2. In which condition is underconsumption of fat not a concern?
- A. Malabsorption syndromes
- B. Cystic fibrosis
- C. AIDS
- D. Hypertension
Correct answer: D
Rationale: The correct answer is D, Hypertension. Hypertension is not typically associated with underconsumption of fat; instead, it is more related to the consumption of excess fat, especially saturated and trans fats, which can contribute to increased blood pressure. Malabsorption syndromes, cystic fibrosis, and AIDS are conditions where underconsumption of fat can be a concern due to various reasons such as malabsorption issues, pancreatic insufficiency, or increased energy needs.

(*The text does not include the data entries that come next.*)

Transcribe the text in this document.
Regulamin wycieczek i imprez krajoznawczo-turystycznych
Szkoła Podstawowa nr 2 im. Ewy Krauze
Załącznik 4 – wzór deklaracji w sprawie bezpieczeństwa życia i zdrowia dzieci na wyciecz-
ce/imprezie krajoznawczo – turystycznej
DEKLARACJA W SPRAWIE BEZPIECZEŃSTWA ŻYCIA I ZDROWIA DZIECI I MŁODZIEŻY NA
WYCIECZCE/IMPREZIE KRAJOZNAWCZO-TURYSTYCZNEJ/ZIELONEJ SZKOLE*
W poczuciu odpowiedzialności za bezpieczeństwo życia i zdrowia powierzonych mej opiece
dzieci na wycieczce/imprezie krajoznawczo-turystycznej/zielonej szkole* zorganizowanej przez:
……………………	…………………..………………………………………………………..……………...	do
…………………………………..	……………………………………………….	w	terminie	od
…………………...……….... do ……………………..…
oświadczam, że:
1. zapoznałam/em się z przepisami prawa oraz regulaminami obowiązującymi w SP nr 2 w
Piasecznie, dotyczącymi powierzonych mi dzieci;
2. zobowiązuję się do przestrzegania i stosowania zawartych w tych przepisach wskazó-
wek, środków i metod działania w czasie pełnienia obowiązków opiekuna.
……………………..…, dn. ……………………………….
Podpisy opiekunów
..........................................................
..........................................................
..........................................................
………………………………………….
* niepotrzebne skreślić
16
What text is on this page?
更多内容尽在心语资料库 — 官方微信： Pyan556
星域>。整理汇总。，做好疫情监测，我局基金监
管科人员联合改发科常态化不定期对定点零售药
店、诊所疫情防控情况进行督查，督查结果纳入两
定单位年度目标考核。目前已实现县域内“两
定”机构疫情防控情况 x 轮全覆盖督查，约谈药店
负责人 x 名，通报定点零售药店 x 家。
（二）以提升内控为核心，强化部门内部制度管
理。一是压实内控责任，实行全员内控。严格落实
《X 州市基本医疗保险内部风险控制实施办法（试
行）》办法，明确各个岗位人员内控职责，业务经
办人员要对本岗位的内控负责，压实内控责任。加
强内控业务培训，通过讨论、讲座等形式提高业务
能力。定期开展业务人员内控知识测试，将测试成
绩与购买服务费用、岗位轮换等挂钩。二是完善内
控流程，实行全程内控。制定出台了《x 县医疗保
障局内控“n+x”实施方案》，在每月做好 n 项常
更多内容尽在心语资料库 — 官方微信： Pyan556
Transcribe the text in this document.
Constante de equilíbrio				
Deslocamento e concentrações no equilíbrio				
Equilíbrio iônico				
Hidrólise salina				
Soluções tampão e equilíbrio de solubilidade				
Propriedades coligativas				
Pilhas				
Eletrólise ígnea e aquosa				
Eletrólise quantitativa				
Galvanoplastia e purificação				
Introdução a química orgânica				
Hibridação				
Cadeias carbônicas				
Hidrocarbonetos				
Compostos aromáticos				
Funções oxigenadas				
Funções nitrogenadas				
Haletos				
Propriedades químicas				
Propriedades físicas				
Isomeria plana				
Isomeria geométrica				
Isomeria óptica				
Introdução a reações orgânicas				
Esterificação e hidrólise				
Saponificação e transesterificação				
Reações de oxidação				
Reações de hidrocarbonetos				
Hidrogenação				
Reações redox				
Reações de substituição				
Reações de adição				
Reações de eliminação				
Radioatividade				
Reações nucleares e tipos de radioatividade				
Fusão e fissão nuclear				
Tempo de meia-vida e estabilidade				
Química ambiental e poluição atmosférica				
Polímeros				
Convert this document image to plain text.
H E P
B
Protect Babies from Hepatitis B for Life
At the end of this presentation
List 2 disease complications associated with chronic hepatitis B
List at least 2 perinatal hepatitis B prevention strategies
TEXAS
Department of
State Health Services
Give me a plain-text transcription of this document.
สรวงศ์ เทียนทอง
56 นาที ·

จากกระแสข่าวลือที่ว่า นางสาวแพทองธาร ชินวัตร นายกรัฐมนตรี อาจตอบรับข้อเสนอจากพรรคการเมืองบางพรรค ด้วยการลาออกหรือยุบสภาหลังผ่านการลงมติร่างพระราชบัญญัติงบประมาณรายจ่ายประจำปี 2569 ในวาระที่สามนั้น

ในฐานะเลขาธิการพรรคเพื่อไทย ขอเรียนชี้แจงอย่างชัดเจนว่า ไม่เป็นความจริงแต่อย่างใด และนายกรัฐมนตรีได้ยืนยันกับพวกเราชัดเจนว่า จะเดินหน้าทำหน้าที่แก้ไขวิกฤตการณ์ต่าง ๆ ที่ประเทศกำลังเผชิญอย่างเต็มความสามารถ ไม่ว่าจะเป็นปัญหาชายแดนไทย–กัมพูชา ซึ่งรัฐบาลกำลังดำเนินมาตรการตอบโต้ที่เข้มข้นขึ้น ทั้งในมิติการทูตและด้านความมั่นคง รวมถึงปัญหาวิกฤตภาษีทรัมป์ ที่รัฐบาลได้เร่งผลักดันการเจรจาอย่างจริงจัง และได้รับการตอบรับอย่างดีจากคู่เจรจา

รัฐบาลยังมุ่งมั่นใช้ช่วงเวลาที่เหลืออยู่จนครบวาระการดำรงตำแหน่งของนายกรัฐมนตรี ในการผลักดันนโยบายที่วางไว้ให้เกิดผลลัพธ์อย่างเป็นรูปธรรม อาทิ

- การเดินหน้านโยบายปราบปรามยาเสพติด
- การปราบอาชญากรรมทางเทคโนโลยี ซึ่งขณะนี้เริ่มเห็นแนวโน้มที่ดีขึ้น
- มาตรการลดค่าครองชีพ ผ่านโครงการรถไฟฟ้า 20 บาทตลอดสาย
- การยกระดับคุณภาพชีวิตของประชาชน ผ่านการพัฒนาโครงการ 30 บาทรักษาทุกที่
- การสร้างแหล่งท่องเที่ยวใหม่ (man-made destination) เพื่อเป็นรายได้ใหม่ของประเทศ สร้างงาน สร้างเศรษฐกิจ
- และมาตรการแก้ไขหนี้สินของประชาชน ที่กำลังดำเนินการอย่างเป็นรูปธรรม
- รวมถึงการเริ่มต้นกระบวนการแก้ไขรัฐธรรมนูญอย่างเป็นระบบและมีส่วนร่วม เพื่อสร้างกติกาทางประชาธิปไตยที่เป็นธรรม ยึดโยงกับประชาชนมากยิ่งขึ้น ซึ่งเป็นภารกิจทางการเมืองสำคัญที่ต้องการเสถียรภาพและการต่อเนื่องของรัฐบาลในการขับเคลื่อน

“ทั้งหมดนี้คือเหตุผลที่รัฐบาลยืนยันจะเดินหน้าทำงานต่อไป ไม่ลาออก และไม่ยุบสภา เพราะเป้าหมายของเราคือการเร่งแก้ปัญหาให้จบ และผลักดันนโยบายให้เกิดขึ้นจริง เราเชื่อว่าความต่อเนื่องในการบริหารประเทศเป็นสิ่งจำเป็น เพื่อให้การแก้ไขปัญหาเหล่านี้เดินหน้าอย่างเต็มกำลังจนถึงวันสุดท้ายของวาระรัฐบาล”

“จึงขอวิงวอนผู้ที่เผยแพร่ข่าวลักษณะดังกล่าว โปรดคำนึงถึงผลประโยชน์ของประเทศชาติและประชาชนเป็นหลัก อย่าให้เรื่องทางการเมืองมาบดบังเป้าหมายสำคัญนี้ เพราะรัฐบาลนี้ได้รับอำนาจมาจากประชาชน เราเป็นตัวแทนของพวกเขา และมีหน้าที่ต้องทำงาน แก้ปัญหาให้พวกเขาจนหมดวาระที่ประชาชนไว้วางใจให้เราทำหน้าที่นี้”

3. The nurse is completing a nutritional assessment on a client. Which statement made by the client is most concerning to the nurse?
- A. "I notice when I take a vitamin E supplement, I bruise more easily."
- B. "I work nights and rarely go outside during the day."
- C. "I take warfarin, so I need to limit the amount of green leafy vegetables I eat."
- D. "My vitamin supplement has the recommended daily allowance of vitamin A."
Correct answer: A
Rationale: The correct answer is A. Excessive intake of vitamin E can increase the risk of bleeding as it acts as a blood thinner. Bruising easily may indicate too much vitamin E. Choice B is not as concerning as it describes a lifestyle that may lead to vitamin D deficiency due to lack of sunlight exposure. Choice C shows awareness of the interaction between warfarin and vitamin K, which is expected. Choice D indicates knowledge of the vitamin A content in the supplement, which is not a cause for concern.
4. Which symptoms are associated with cancer of the colon?
- A. constipation, ascites, and mucus in the stool
- B. diarrhea, heartburn, and eructation
- C. blood in the stools, anemia, and 'pencil-shaped' stools
- D. anorexia, hematemesis, and increased peristalsis
Correct answer: C
Rationale: The correct symptoms associated with cancer of the colon are blood in the stools, anemia, and 'pencil-shaped' stools. These symptoms are classic indicators of colorectal cancer. Choices A, B, and D do not typically present in colorectal cancer. Constipation, ascites, and mucus in the stool are more commonly associated with other gastrointestinal conditions. Diarrhea, heartburn, and eructation are not typical symptoms of colon cancer. Anorexia, hematemesis, and increased peristalsis are more indicative of other gastrointestinal issues and not specific to colon cancer.
5. The most important quality of a nurse during a Nurse-Patient interaction is:
- A. Understanding
- B. Acceptance
- C. Listening
- D. Teaching
Correct answer: A
Rationale: Patient safety and efficacy of care depend on actions rooted in established nursing protocols that consider both the immediate and long-term needs of the patient.